Closed apfuentes closed 6 years ago
We are updating the package and the new version does not require to simulate individuals for Pooled-seq data, it is simpler to use. Please read the answer I provide to another user: #10, it is explained how to install and run the 4.0 version.
Great, thanks! Is the current development version stable and safe to use? Is there an estimated date for the release of the new version?
Also, would the other functions of pcadapt
(like PCA, score and scree plots, get.pc, communality stats, component-wise analysis) still apply to Pool-seq data?
It is safe to use, yes. Right now, it assumes that each pool corresponds to a population. It does not account for situations in which you have biological replicates. It is the same as using a PCA with K=10 axes (to distinguish 11 populations).
To answer to your 2nd question, other functions of pcadapt do not apply for Pool-seq data in the 4.0 version because we assume that K=(number of pool -1).
However, it is true that there might be situation where looking at the scree plot and the score plot is meaningful with Pool-seq data.
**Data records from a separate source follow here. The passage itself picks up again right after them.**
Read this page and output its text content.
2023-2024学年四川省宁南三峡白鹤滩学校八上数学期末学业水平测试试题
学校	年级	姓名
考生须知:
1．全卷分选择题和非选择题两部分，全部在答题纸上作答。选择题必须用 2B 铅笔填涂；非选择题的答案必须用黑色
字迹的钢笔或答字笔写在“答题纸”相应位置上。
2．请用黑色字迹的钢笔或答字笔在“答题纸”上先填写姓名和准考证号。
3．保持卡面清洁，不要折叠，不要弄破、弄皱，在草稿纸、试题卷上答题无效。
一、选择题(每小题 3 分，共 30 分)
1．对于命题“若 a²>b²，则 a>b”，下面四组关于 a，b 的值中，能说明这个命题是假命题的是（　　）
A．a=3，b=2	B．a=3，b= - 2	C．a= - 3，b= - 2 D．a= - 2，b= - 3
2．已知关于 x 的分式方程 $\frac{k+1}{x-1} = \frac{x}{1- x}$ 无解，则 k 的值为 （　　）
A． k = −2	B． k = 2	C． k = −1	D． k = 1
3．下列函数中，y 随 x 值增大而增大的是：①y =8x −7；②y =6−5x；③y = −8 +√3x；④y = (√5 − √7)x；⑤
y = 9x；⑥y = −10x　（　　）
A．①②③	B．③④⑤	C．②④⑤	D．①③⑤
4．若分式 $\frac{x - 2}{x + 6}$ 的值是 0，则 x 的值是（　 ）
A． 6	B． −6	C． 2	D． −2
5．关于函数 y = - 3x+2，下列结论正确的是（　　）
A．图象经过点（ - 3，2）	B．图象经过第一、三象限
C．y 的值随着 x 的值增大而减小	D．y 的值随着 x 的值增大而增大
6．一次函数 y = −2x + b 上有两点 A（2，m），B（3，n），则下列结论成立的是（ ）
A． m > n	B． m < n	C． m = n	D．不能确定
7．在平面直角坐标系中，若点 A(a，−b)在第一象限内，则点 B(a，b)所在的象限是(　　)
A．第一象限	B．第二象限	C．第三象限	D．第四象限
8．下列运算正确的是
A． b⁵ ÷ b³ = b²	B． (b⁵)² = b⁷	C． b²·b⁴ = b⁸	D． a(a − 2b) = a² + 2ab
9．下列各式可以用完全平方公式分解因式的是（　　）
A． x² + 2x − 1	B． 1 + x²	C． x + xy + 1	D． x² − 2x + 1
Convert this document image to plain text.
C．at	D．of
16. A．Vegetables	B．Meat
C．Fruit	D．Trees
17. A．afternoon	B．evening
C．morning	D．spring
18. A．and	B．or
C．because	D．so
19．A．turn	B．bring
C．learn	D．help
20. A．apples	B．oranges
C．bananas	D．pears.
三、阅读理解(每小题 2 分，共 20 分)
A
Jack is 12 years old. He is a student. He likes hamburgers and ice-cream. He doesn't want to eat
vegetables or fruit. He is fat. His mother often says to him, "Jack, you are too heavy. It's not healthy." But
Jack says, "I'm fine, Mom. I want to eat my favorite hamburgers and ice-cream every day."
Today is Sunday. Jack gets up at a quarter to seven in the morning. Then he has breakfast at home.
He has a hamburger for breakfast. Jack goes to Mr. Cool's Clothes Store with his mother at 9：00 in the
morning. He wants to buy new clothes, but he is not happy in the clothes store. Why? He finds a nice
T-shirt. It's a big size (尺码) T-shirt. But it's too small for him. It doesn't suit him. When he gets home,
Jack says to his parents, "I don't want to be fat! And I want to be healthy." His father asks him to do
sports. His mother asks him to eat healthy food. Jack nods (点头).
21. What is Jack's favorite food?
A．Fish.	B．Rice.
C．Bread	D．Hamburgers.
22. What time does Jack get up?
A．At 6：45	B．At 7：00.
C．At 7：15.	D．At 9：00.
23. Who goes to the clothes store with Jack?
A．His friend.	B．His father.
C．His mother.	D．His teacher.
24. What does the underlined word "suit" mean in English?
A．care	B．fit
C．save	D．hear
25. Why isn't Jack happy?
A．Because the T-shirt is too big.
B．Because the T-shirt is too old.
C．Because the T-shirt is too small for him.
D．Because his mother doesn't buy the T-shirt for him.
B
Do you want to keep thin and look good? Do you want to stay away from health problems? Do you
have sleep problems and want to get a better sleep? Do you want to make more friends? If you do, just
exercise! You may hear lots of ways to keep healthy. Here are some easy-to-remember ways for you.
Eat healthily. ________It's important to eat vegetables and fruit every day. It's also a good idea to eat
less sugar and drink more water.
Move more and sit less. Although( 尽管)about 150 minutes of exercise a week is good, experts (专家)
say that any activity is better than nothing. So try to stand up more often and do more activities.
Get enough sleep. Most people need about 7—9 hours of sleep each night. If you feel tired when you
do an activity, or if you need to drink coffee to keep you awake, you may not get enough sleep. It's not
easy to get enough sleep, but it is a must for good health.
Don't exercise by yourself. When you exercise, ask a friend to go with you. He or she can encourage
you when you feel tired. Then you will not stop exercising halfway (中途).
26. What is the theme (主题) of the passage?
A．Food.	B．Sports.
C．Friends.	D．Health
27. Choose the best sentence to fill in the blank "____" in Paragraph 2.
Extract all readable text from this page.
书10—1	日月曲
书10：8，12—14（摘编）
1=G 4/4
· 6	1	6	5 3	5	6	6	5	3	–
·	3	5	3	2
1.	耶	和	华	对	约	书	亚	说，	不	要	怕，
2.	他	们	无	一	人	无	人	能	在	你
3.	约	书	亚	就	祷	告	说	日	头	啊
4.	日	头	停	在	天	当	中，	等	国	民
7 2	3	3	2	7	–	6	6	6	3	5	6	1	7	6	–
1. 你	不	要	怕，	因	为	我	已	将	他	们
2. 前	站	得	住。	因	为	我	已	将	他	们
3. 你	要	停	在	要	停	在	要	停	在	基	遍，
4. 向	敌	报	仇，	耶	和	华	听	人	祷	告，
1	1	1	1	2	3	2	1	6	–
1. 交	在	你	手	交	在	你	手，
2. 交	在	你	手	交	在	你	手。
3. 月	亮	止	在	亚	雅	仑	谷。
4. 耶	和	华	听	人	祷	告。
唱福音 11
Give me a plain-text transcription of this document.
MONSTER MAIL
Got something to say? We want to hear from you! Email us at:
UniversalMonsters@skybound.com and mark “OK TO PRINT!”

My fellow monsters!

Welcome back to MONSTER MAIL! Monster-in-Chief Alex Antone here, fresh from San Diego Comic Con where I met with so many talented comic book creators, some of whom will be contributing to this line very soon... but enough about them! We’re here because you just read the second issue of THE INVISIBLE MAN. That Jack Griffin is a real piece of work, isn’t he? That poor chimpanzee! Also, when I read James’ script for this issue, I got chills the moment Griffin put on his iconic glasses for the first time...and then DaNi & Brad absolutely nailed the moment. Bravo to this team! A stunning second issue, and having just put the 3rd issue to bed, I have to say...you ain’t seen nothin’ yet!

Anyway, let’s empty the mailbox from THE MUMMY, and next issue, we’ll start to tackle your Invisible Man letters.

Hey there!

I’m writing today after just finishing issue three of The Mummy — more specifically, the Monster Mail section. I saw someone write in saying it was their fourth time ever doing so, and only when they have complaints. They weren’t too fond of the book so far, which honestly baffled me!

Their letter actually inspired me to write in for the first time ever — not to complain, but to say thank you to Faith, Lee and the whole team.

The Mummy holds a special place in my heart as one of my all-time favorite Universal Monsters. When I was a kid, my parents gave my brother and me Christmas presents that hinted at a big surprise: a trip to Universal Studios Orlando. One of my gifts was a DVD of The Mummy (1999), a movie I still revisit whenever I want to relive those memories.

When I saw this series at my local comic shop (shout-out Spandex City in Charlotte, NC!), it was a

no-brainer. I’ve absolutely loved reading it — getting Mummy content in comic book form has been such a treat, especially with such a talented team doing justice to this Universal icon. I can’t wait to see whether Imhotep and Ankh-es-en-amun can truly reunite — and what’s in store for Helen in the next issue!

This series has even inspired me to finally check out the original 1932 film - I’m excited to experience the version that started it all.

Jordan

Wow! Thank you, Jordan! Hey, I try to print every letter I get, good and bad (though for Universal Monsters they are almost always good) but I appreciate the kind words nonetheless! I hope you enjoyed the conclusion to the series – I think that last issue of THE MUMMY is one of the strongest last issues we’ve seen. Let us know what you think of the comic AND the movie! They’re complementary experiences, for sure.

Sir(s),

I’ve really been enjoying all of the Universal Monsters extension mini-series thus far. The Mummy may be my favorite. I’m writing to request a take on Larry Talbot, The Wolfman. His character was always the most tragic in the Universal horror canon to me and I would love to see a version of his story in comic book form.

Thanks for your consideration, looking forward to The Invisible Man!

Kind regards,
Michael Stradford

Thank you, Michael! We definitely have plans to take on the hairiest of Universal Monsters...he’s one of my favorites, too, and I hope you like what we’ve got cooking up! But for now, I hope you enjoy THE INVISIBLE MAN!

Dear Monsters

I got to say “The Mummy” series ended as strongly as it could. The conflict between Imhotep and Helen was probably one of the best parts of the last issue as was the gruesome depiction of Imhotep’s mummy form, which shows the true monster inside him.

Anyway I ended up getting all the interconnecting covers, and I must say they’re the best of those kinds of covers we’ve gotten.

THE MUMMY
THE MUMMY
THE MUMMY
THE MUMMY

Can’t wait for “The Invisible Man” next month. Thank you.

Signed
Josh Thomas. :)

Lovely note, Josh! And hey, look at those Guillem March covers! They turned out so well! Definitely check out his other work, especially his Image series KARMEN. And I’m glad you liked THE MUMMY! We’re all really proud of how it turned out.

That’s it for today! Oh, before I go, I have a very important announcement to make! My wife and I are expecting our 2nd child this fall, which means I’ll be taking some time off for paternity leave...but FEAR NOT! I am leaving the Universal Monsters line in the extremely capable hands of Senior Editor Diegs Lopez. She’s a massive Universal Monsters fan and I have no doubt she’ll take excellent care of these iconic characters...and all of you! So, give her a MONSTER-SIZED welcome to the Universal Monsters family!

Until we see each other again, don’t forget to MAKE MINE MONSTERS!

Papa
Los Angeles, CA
Would you accept to send me your data or part of your data (subset of SNPs) so that I can have a look and see how we can improve the package?
Hi @mblumuga Thanks for your prompt response. For sure, please indicate me what is the best way to send you some data (privately), ~530 MB.
Regarding functionalities for Pool-seq, it would be very useful to identify outlier loci that are common to some populations but not to others (outliers that would be driving structuring among populations=pools), and being able to identify such loci for different PCs (substructuring?). So, maybe the scree and score plots could help on that?
Thanks!
Can you send me an email to michael.blum@univ-grenoble-alpes.fr. I will send you a link to upload your file.
Hi @mblumuga
I want to share that I tried the new version of pcadapt
on my whole Pool-seq dataset and it run fine! It only took ~1h to finish and it used ~12 GB RAM :)
I used the commands described in the tutorial to identify outlier loci in Pool-seq data:
plot(-log10(res$pvalues),pch=19,cex=.5)
padj <- p.adjust(res$pvalues,method="BH")
alpha <- 0.1
outliers <- which(padj < alpha)
length(outliers)
Some questions:
pcadapt
version includes these analyses for Pool-seq data?
Thanks.
Outliers correspond to markers with atypical differences of allele frequencies.
Does the list of outliers correspond to Axes 1-2? Or overall? Overall
Would it be possible that the new pcadapt version includes these analyses for Pool-seq data? Yes, it should be available in the version 4.0, I agree. We are working on it right now. I will get back to you very soon I hope when these features are included.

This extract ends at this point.